The following example reads the full train.csv file for column **ip**. The returned DataFrame will use approximately 1.4 GB of memory. If this is too big you can limit the pd.read_csv method to the first 20 million rows. 
 
 Here is an example for the column **ip**
.

In [8]:
# read the column
column = 'ip'
column_df = pd.read_csv(file_path, usecols=[column])
# If memory is a big problem for you, please use the following command
# column_df = pd.read_csv(file_path, nrows=20000000, usecols=[column])
# Display memory usage in GB
print("Memory usage = %.3f GB" % (column_df.memory_usage().sum() / 1024 ** 3))
# Find the min 
the_min = column_df[column].min()
# Find the max
the_max = column_df[column].max()
# display min and max and determine the minimum data type
print("min=", the_min, ", max=", the_max)

Memory usage = 1.378 GB
min= 1 , max= 364778


So here we see the min is *1* and max is *364778* is and we can determine that **ip** can be coded with an **int32**

We can now read this column and tell pandas the type we want to use with the following statement and setting the dtype argument with a dictionary that maps a column name with a type:

In [9]:
column_df = pd.read_csv(file_path, usecols=[column], dtype={column: np.int32})
print("Memory usage after setting data type = %.3f GB" % (column_df.memory_usage().sum() / 1024 ** 3))

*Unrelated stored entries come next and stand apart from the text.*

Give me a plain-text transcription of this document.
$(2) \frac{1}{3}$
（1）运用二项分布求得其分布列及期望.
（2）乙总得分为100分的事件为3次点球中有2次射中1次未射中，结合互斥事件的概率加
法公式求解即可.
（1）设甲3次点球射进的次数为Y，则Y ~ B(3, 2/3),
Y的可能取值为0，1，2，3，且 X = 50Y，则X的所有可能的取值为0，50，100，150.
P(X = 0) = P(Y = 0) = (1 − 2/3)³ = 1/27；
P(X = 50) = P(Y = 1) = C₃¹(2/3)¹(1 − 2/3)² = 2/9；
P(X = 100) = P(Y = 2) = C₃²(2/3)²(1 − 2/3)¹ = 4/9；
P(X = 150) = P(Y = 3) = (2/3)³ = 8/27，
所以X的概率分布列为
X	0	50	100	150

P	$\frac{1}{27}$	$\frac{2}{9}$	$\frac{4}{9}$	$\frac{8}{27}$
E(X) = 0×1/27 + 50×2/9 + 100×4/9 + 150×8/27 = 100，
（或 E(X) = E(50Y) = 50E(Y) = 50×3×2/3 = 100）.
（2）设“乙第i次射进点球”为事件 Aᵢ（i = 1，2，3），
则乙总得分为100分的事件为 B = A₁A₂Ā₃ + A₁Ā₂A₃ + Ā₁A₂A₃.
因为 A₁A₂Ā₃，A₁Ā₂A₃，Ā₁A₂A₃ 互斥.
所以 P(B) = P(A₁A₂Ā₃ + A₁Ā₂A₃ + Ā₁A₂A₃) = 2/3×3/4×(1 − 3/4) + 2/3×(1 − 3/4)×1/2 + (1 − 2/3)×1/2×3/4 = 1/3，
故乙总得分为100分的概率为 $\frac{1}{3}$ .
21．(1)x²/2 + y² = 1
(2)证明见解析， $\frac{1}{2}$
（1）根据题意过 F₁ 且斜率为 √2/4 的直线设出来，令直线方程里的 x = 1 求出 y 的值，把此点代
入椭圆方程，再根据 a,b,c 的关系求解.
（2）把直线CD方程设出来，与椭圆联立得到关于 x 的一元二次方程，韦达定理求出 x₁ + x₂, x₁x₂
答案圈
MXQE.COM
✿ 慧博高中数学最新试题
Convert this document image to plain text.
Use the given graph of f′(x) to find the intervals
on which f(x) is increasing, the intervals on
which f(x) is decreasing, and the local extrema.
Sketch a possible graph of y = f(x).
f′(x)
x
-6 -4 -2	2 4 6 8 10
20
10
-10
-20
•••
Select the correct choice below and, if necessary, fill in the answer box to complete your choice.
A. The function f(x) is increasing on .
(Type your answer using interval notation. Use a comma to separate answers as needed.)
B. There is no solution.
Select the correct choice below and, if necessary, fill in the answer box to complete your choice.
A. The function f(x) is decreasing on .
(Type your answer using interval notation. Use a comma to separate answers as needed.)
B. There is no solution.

Memory usage after setting data type = 0.689 GB


Memory usage has been reduced by 50%

## Reading the last N rows of the file

Reading the last N rows of a csv file is a bit more challenging and uses the **skiprows** argument 

The next cell shows an example to read the last 20000 rows of the file

In [10]:
# First we will use the garbage collector to free some memory
import gc
# Enable grabage collection
gc.enable()
# Delete objects that we won't use anymore
del column_df, train
# Trigger garbage collection
gc.collect()

101

In [11]:
column = 'ip'
total_rows = 184903890
df = pd.read_csv(
    file_path, 
    skiprows=range(1, int(total_rows - 20000)),
    dtype={column: np.int32},
    usecols=['ip']
)
df.tail()

Unnamed: 0,ip
19996,121312
19997,46894
19998,320126
19999,189286
20000,106485


The skiprows argument gives a list of row numbers that pandas has to skip. In this case it tells pandas to skip rows 1 to 184883890.

We start skipping rows at number 1 since row number 0 is the header row and gives the column names.